Posted to dev@calcite.apache.org by James Starr <ja...@gmail.com> on 2021/03/31 04:27:16 UTC

Supporting subqueries in ON clauses

I have been working on supporting subqueries in ON clauses for some time.

My current PR supports non-correlated subqueries in ON clauses of left and
inner joins where subquery rewrite does not attempt to use the root to do
the rewrite.  For correlated subqueries and  subqueries for joins other
than inner or left an exception will be thrown.

https://github.com/apache/calcite/pull/2364

The subqueries cannot just be applied on top of the join as a filter
because ON clauses for non-inner joins are not just filters.  I am
currently supporting left joins by rewriting the subqueries on the right
side of the join, allowing multiplicity to be maintained.  To support outer
joins, I plan on rewriting the query to a left join + union of all values
from the right that did not join to the left.  In order to support
correlated queries in On clauses, calcite's correlate type is insufficient
because the join being created could be the correlate join but would also
have a filter that needs to be applied.  I could either add a new node or
enhance correlate/join.

Concerning Blackboard.register() vs mutating Blackboard.root to capture the
subqueries after they have been rewritten, unless there is an easy way to
do the necessary rewrite for reworking the query, then subquery rewrite
needs to move away from directly mutating the root node.

James

Re: Supporting subqueries in ON clauses

Posted by Julian Hyde <jh...@apache.org>.
Thanks for taking this on.

There are two ways of handling sub-queries: one is to have
SqlToRelConverter expand them during translation, and the other is to
wrap them in RexSubQuery and treat them as scalar expressions until
they are handled by SubQueryRemoveRule.

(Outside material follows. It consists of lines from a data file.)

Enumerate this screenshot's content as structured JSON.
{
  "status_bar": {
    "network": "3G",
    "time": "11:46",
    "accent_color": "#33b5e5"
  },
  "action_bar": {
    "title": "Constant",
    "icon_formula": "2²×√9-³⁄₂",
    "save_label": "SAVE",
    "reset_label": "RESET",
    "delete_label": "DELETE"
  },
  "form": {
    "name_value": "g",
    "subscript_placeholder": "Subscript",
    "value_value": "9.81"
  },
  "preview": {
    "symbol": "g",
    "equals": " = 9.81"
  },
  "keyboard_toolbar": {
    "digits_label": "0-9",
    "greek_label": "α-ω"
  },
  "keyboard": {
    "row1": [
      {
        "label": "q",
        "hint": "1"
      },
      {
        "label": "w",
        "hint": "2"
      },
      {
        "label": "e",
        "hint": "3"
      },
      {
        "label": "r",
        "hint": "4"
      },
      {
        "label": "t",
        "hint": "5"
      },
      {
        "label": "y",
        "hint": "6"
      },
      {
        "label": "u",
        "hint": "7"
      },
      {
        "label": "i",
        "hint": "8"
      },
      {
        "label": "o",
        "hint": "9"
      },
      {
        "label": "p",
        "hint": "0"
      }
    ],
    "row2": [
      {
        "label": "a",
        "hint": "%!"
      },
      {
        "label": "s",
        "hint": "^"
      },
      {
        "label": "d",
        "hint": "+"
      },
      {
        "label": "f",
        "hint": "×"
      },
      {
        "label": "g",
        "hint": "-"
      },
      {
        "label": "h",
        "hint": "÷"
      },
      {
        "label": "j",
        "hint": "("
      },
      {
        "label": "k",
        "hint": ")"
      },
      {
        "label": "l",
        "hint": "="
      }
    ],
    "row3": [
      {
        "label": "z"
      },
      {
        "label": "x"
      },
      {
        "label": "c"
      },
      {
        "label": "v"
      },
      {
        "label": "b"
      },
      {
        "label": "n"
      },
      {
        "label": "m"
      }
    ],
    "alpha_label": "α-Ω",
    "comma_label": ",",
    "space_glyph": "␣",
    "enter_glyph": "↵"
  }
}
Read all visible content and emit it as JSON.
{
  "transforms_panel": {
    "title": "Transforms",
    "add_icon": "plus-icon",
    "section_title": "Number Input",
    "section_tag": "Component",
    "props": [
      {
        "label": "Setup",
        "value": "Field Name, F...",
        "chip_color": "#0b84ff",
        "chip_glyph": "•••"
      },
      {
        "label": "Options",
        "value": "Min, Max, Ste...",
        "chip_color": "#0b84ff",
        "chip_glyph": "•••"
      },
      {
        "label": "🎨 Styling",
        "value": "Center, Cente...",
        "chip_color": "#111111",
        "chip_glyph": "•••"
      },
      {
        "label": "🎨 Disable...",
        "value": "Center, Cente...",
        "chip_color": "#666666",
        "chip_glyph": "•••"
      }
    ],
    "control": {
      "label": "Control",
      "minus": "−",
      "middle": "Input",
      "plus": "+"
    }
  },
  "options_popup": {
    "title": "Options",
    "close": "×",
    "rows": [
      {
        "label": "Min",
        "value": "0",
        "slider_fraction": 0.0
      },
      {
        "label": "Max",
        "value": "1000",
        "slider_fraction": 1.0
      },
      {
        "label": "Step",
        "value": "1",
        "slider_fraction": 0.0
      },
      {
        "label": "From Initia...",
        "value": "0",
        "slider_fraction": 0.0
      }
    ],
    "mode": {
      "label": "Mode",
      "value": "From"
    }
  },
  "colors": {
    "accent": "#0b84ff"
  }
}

I couldn't tell which approach
you are taking, but I recommend the latter because it is less
disruptive to the intricate machinery of SqlToRelConverter.

I see you have some SqlToRelConverter tests checking that particular
exceptions are thrown. I know that the exceptions reflect current
limitations of SqlToRelConverter, but still, we shouldn't expose such
implementation details to the user. I think those exceptions should be
thrown by the validator, and tested in SqlValidatorTest. Feel free to
have SqlToRelConverter throw AssertionError if it hits queries that it
can't handle; SqlValidator should have caught them first.

I've added the same comments to the JIRA case [1]; let's continue the
conversation there.

Julian

[1] https://issues.apache.org/jira/browse/CALCITE-4340

On Tue, Mar 30, 2021 at 9:27 PM James Starr <ja...@gmail.com> wrote:
>
> I have been working on supporting subqueries in ON clauses for some time.
>
> My current PR supports non-correlated subqueries in ON clauses of left and
> inner joins where subquery rewrite does not attempt to use the root to do
> the rewrite.  For correlated subqueries and  subqueries for joins other
> than inner or left an exception will be thrown.
>
> https://github.com/apache/calcite/pull/2364
>
> The subqueries cannot just be applied on top of the join as a filter
> because ON clauses for non-inner joins are not just filters.  I am
> currently supporting left joins by rewriting the subqueries on the right
> side of the join, allowing multiplicity to be maintained.  To support outer
> joins, I plan on rewriting the query to a left join + union of all values
> from the right that did not join to the left.  In order to support
> correlated queries in On clauses, calcite's correlate type is insufficient
> because the join being created could be the correlate join but would also
> have a filter that needs to be applied.  I could either add a new node or
> enhance correlate/join.
>
> Concerning Blackboard.register() vs mutating Blackboard.root to capture the
> subqueries after they have been rewritten, unless there is an easy way to
> do the necessary rewrite for reworking the query, then subquery rewrite
> needs to move away from directly mutating the root node.
>
> James